The Javanese under Dutch Colonial Rule

The subjugation of the Javanese people was a cornerstone of Dutch colonial enterprise. Following the Java War (1825–1830) led by Prince Diponegoro, which severely drained Dutch resources, the colonial state implemented the Cultivation System (Cultuurstelsel). This coercive system, enforced by the local Javanese aristocracy, required farmers to use a portion of their land and labor to grow lucrative export crops like sugar, coffee, and indigo for the European market. The system caused widespread famine, most notably the Java War famines, and immense social dislocation. The later Liberal Period and the rise of private plantation agriculture under the Agrarian Law of 1870 further entrenched a plantation economy that relied on Javanese peasant and coolie labor, often under brutal conditions. Colonial rule also introduced a rigid racial hierarchy, placing Europeans at the top and relegating the Javanese, despite their numerical majority, to the lowest rungs of the legal and social order.

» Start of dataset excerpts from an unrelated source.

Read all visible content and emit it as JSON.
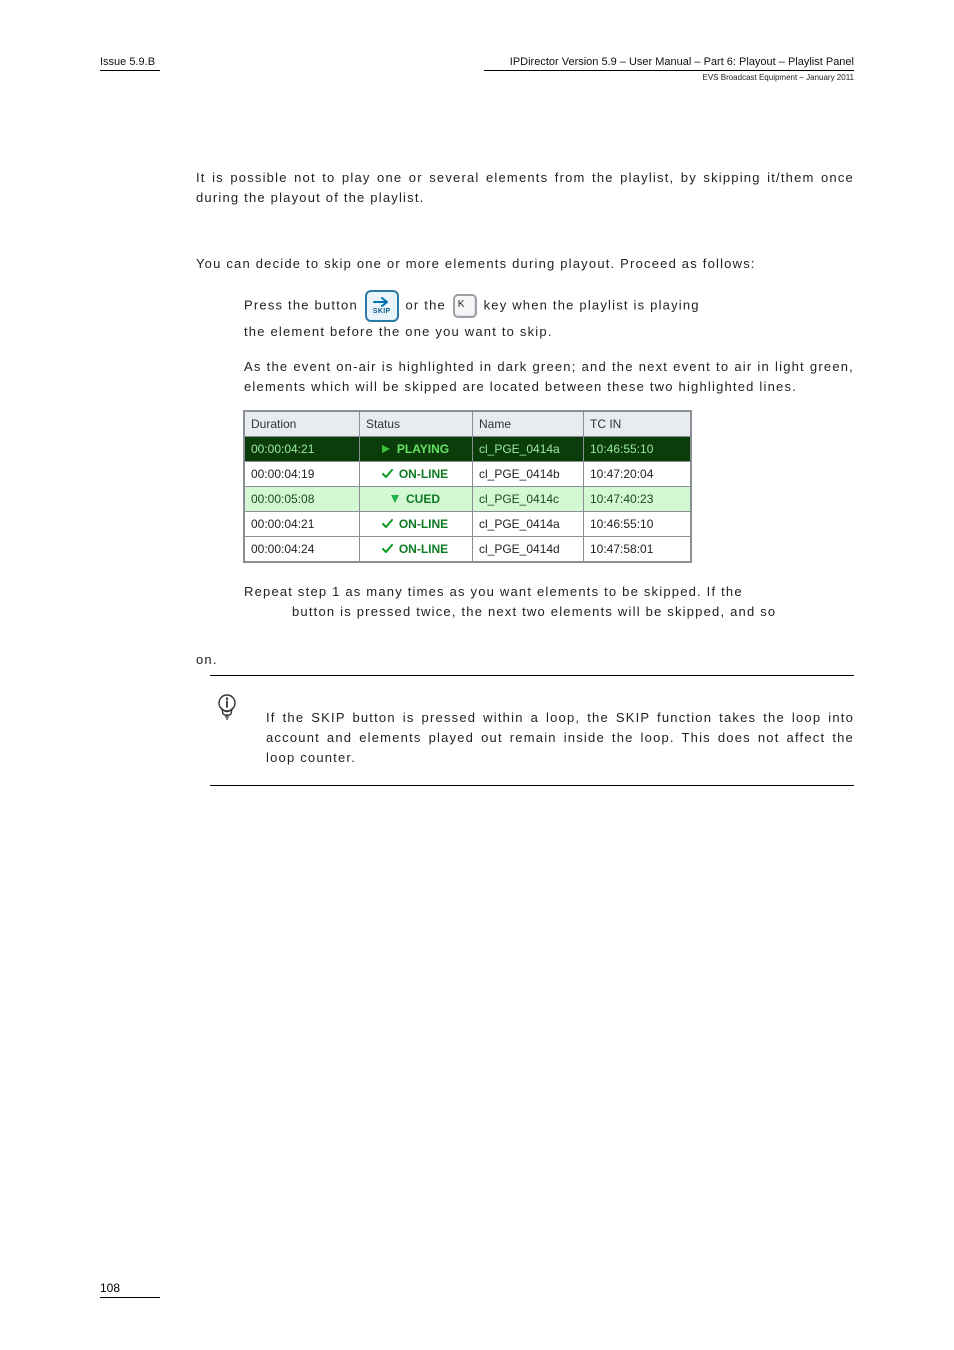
{
  "header": {
    "issue": "Issue 5.9.B",
    "title": "IPDirector Version 5.9 – User Manual – Part 6: Playout – Playlist Panel",
    "sub": "EVS Broadcast Equipment – January 2011"
  },
  "body": {
    "intro": "It is possible not to play one or several elements from the playlist, by skipping it/them once during the playout of the playlist.",
    "proceed": "You can decide to skip one or more elements during playout. Proceed as follows:",
    "step1a": "Press the ",
    "step1b": " button ",
    "step1c": " or the ",
    "step1d": " key when the playlist is playing",
    "step1e": "the element before the one you want to skip.",
    "skip_btn_label": "SKIP",
    "k_key_label": "K",
    "step2": "As the event on-air is highlighted in dark green; and the next event to air in light green, elements which will be skipped are located between these two highlighted lines.",
    "repeat_a": "Repeat step 1 as many times as you want elements to be skipped. If the",
    "repeat_b": "button is pressed twice, the next two elements will be skipped, and so",
    "repeat_c": "on."
  },
  "table": {
    "headers": {
      "duration": "Duration",
      "status": "Status",
      "name": "Name",
      "tcin": "TC IN"
    },
    "rows": [
      {
        "duration": "00:00:04:21",
        "status": "PLAYING",
        "name": "cl_PGE_0414a",
        "tcin": "10:46:55:10",
        "kind": "play"
      },
      {
        "duration": "00:00:04:19",
        "status": "ON-LINE",
        "name": "cl_PGE_0414b",
        "tcin": "10:47:20:04",
        "kind": "online"
      },
      {
        "duration": "00:00:05:08",
        "status": "CUED",
        "name": "cl_PGE_0414c",
        "tcin": "10:47:40:23",
        "kind": "cued"
      },
      {
        "duration": "00:00:04:21",
        "status": "ON-LINE",
        "name": "cl_PGE_0414a",
        "tcin": "10:46:55:10",
        "kind": "online"
      },
      {
        "duration": "00:00:04:24",
        "status": "ON-LINE",
        "name": "cl_PGE_0414d",
        "tcin": "10:47:58:01",
        "kind": "online"
      }
    ]
  },
  "note": {
    "text": "If the SKIP button is pressed within a loop, the SKIP function takes the loop into account and elements played out remain inside the loop. This does not affect the loop counter."
  },
  "footer": {
    "page": "108"
  }
}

Economic Systems and Labor

The colonial economy was built upon the systematic extraction of Javanese agricultural labor and resources. The Cultivation System functioned as a state-mandated system of exploitation, generating enormous profits for the Dutch treasury and financing the Dutch industrial revolution. When this system was gradually dismantled, it was replaced by a capitalist plantation economy. Javanese peasants, often displaced from their land, became a vast reservoir of cheap labor for plantations on Java and, through the Coolie system, for other islands in the archipelago like Sumatra. The infamous Poenale sanctie (penal sanction) legally bound contracted laborers to plantations, creating conditions akin to debt slavery. This economic model created extreme wealth disparity, with companies like the Handelsvereeniging Amsterdam (HVA) prospering while Javanese villagers faced poverty and periodic famine.

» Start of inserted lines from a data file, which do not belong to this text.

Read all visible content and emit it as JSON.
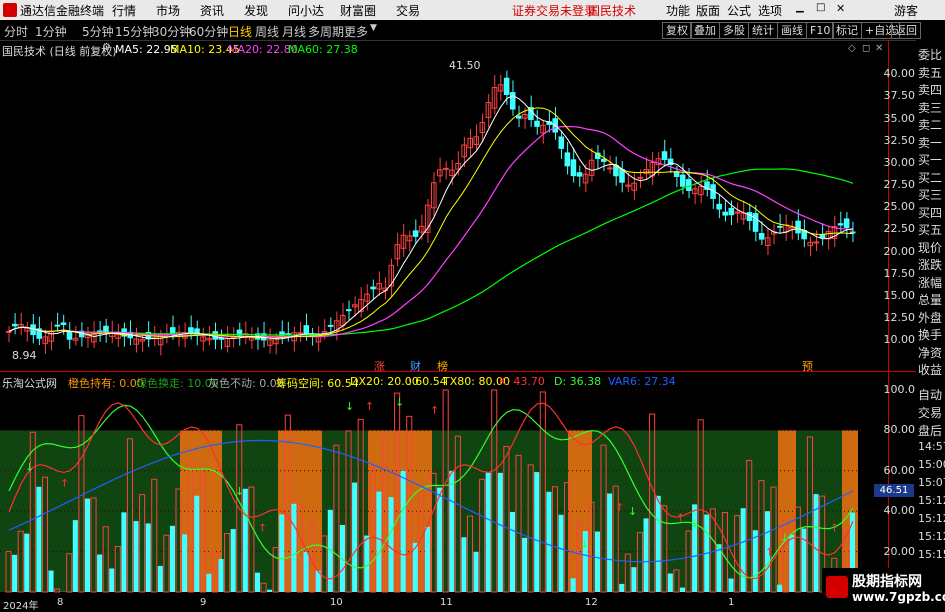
{
  "app": {
    "title": "通达信金融终端",
    "warning": "证券交易未登录",
    "broker": "国民技术",
    "guest": "游客"
  },
  "menu": [
    "行情",
    "市场",
    "资讯",
    "发现",
    "问小达",
    "财富圈",
    "交易"
  ],
  "right_menu": [
    "功能",
    "版面",
    "公式",
    "选项"
  ],
  "periods": [
    "分时",
    "1分钟",
    "5分钟",
    "15分钟",
    "30分钟",
    "60分钟",
    "日线",
    "周线",
    "月线",
    "多周期",
    "更多"
  ],
  "active_period": "日线",
  "toolbar_buttons": [
    "复权",
    "叠加",
    "多股",
    "统计",
    "画线",
    "F10",
    "标记",
    "+自选",
    "返回"
  ],
  "main_info": {
    "stock": "国民技术 (日线 前复权)",
    "ma5": "MA5: 22.95",
    "ma10": "MA10: 23.45",
    "ma20": "MA20: 22.80",
    "ma60": "MA60: 27.38",
    "high_label": "41.50",
    "low_label": "8.94",
    "events": [
      "涨",
      "财",
      "榜",
      "预"
    ]
  },
  "main_axis": [
    "40.00",
    "37.50",
    "35.00",
    "32.50",
    "30.00",
    "27.50",
    "25.00",
    "22.50",
    "20.00",
    "17.50",
    "15.00",
    "12.50",
    "10.00"
  ],
  "sub_info": {
    "name": "乐淘公式网",
    "items": [
      "橙色持有: 0.00",
      "绿色换走: 10.00",
      "灰色不动: 0.00",
      "筹码空间: 60.54",
      "DX20: 20.00",
      ": 60.54",
      "TX80: 80.00",
      "K: 43.70",
      "D: 36.38",
      "VAR6: 27.34"
    ],
    "current": "46.51"
  },
  "sub_axis": [
    "100.0",
    "80.00",
    "60.00",
    "40.00",
    "20.00"
  ],
  "side_top": [
    "委比",
    "卖五",
    "卖四",
    "卖三",
    "卖二",
    "卖一",
    "买一",
    "买二",
    "买三",
    "买四",
    "买五",
    "现价",
    "涨跌",
    "涨幅",
    "总量",
    "外盘",
    "换手",
    "净资",
    "收益"
  ],
  "side_bottom": [
    "自动",
    "交易",
    "盘后",
    "14:57",
    "15:00",
    "15:07",
    "15:12",
    "15:12",
    "15:12",
    "15:15",
    "15:15"
  ],
  "dates": [
    "2024年",
    "8",
    "9",
    "10",
    "11",
    "12",
    "1"
  ],
  "watermark": {
    "line1": "股期指标网",
    "line2": "www.7gpzb.com"
  },
  "colors": {
    "up": "#ff4040",
    "down": "#40ffff",
    "ma5": "#ffffff",
    "ma10": "#ffff00",
    "ma20": "#ff40ff",
    "ma60": "#00ff00",
    "green_bg": "#104410",
    "orange_bg": "#d06a10"
  }
}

Resistance and National Awakening

Javanese resistance to colonial rule took many forms, from early armed conflicts like the Java War to intellectual and political movements in the 20th century. The establishment of the first indigenous political organization, Budi Utomo, in 1908 by Javanese intellectuals like Wahidin Soedirohoesodo is often considered the beginning of the Indonesian National Awakening. Later, figures such as Sukarno, though multi-ethnic in his vision, was Javanese and deeply influenced by Javanese syncretism and concepts of justice. Mass Islamic organizations like Muhammadiyah and the traditionalist Nahdlatul Ulama, both founded by Javanese, became crucial social and political forces. The rise of the Indonesian Communist Party (PKI) also found significant support among Javanese peasants and workers, leading to uprisings such as the 1926–1927 PKI revolts. This tapestry of resistance, blending cultural, religious, and political ideologies, was essential in forging a national consciousness that culminated in the Indonesian National Revolution following World War II.

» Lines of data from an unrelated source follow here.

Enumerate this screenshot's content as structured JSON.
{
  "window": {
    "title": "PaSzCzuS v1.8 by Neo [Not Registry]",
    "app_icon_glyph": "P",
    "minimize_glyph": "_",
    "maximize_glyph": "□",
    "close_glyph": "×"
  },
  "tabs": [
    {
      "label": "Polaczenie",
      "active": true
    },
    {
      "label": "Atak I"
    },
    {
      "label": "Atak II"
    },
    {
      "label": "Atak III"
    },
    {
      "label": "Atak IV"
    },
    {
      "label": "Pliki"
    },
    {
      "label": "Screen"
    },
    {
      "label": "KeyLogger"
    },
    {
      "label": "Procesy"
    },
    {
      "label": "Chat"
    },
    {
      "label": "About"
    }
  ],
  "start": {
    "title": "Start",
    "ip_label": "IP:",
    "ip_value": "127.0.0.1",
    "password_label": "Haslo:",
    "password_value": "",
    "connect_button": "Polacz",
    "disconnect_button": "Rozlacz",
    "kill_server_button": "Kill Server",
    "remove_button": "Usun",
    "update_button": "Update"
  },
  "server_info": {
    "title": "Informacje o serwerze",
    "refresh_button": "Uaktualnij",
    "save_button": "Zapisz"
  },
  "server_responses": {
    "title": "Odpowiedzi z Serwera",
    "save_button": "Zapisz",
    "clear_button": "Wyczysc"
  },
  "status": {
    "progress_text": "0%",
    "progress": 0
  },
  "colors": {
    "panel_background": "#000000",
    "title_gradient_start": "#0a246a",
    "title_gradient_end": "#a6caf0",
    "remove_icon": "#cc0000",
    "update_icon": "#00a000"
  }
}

Post-Colonial Diaspora and Influence

The legacy of Dutch colonialism directly shaped the Javanese diaspora. Under the Coolie system, thousands of Javanese laborers were transported to Suriname and other Dutch colonies to work on plantations. This created significant Javanese communities in Suriname and the Netherlands itself. In the post-colonial era, Javanese political and cultural norms have profoundly influenced the governance and culture of the Republic of Indonesia, with Javanese being the language of the largest ethnic group and Javanese concepts like gotong royong (mutual assistance) often invoked in state ideology. However, the centralized power structure often critiqued as Javacentrism has also led to tensions with other ethnic groups in the archipelago. The Javanese experience under colonialism remains a critical lens for understanding modern Indonesian issues of land rights, labor justice, and ethnic relations.